Praise From An Unexpected Source

If, prior to November, liberals had been told that Barack Obama’s foreign policy and national security appointments would draw praise from Henry Kissinger–a public servant of rare accomplishment whom many liberals denounce as a “war criminal”–their heads likely would have exploded. Yet that is what happened today in the Washington Post. Kissinger writes:

President-elect Barack Obama has appointed an extraordinary team for national security policy. …

No one can question the [Secretary of State-designate's] leadership potential for breaking through encrusted patterns or her formidable presence in a negotiation. …

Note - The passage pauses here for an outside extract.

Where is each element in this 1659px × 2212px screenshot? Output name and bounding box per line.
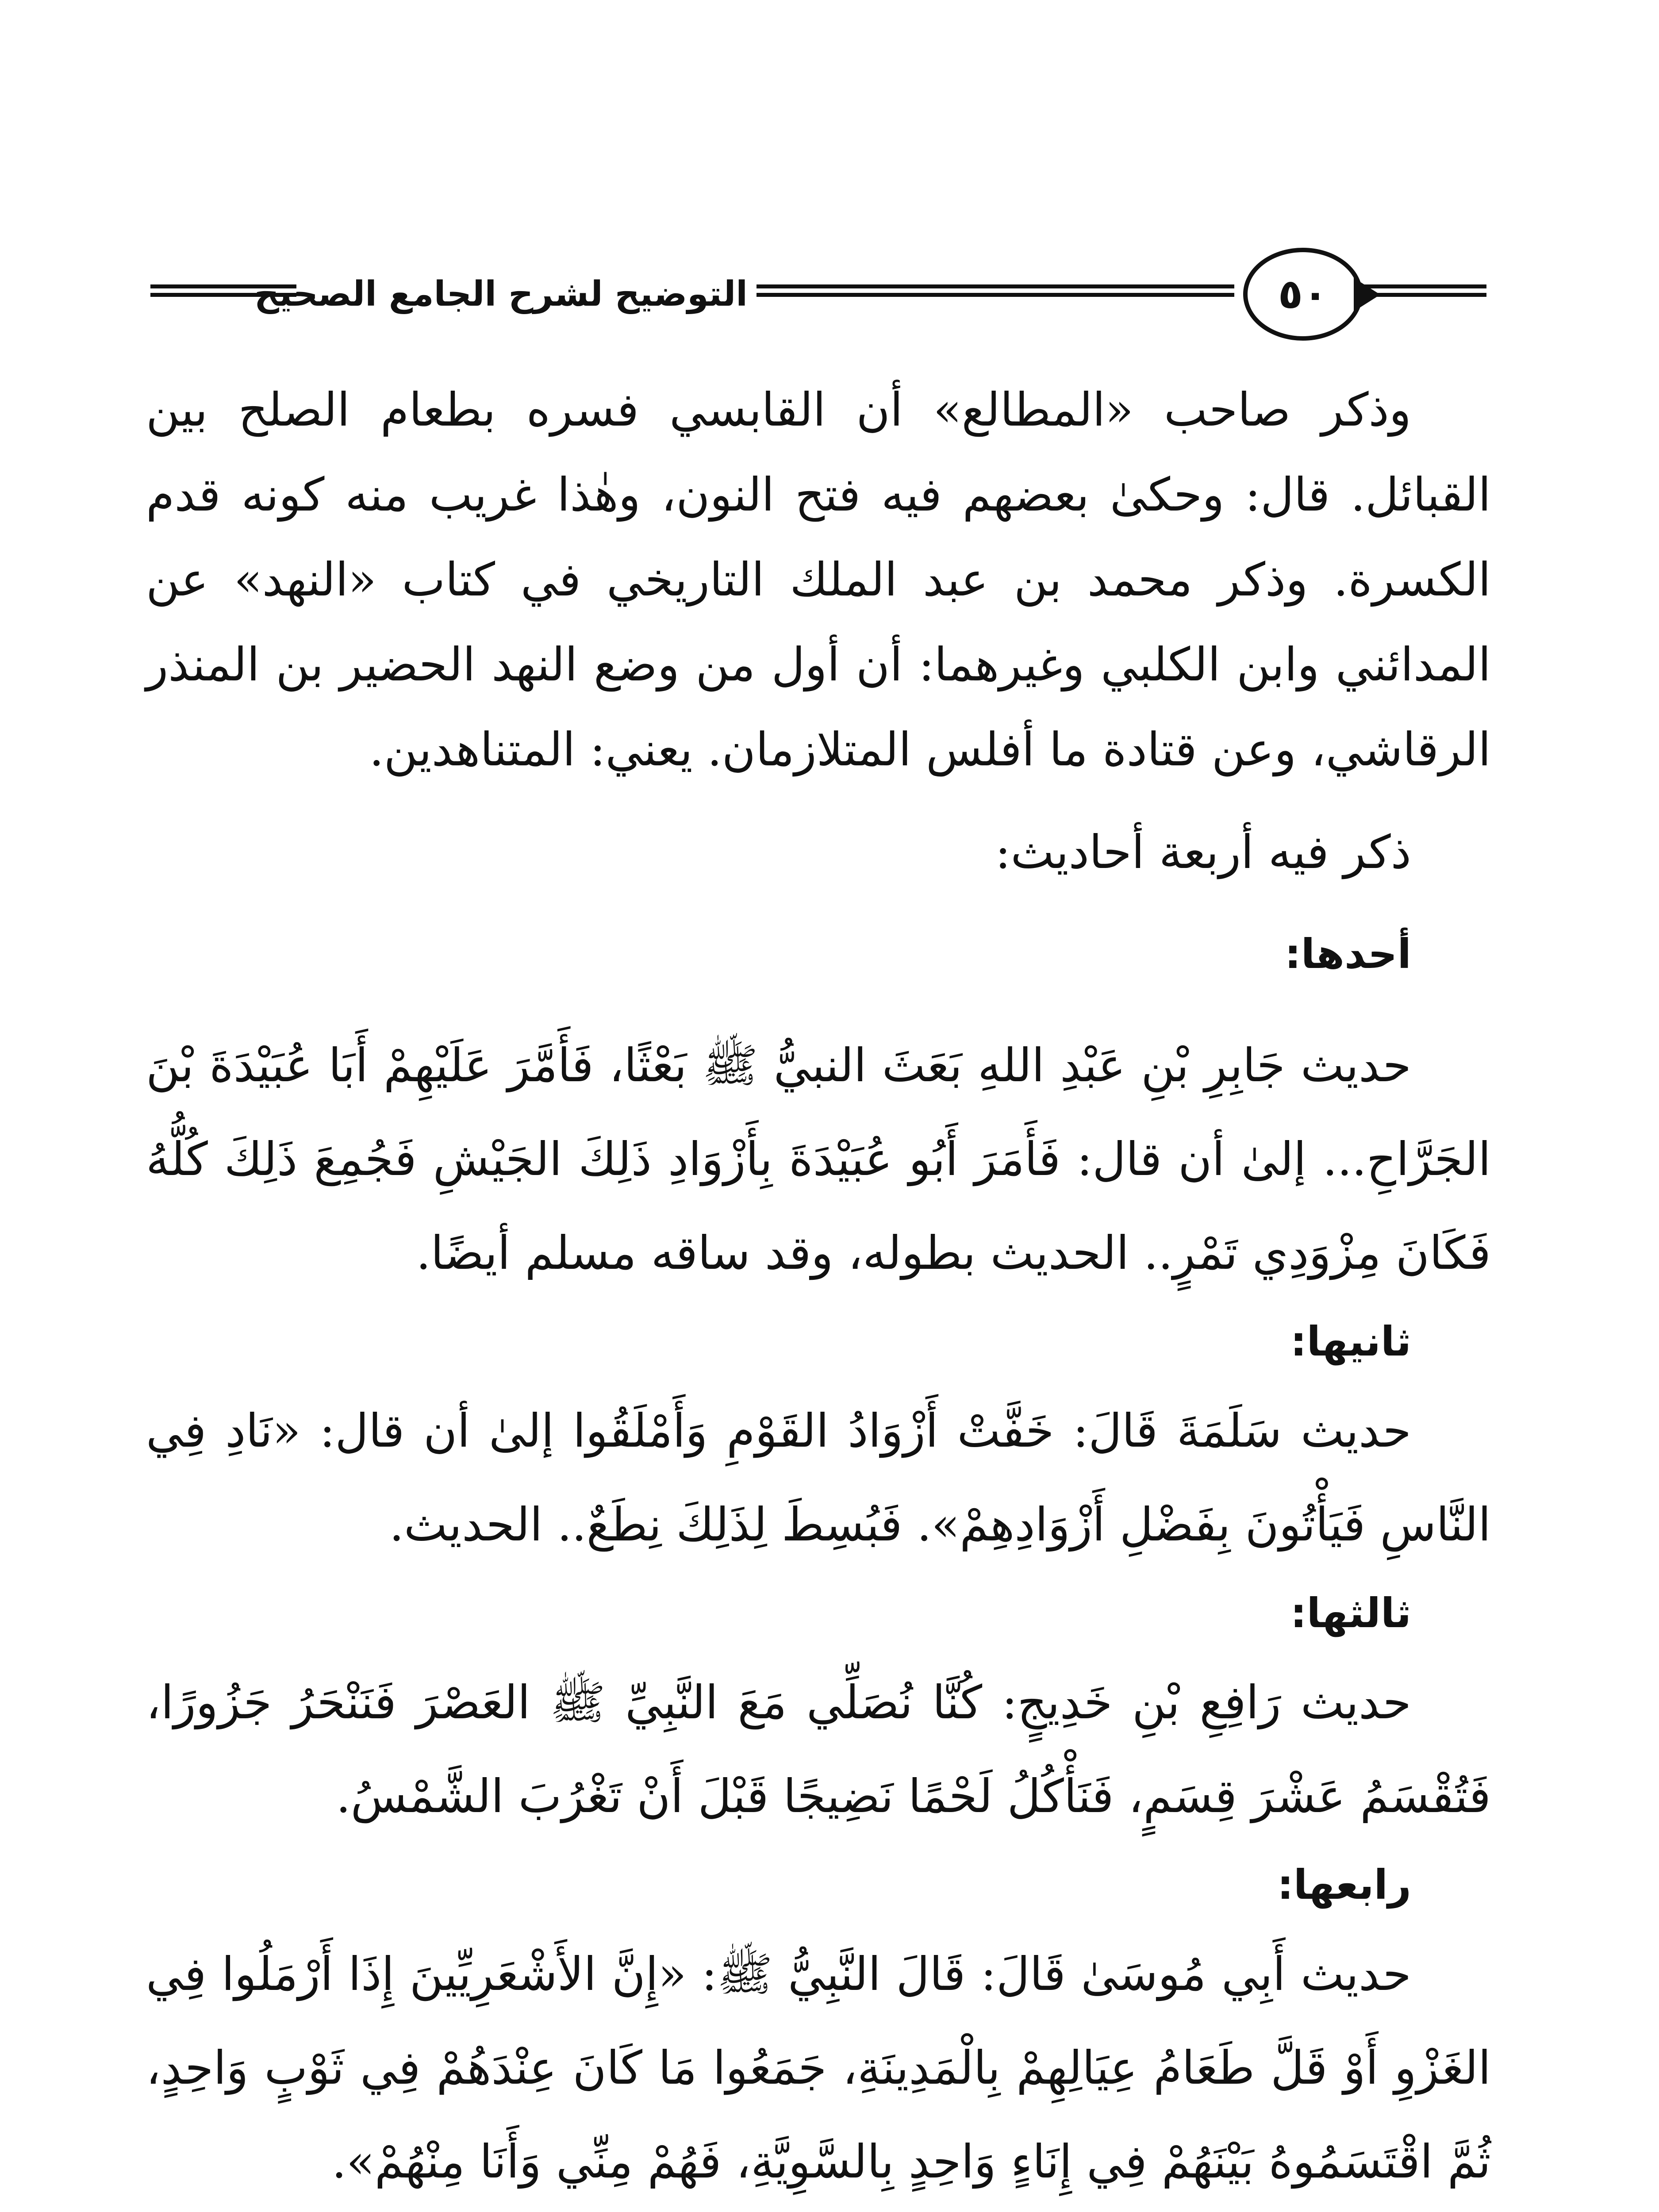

No one has ever been appointed national security adviser who had the command experience of retired Gen. James L. Jones, the former head of the Marine Corps and NATO commander. Inevitably, the facilitating function of the security adviser will be accompanied by a role in policymaking based on a vast, almost unique, experience. …

The continuation in office of Robert Gates as secretary of defense is an important balancing element in that process. … The incoming administration must have appointed him with the awareness that he would not reverse his previous convictions. He must make the difficult adjustment from one administration to another — a tribute to the nonpartisan nature of the conduct of his office in the Bush administration.

It remains to be seen whether Obama will, in the end, double-cross the leftists who made him their party’s nominee. At this point, however, they can only be dismayed to see their hero praised by Richard Nixon’s Secretary of State.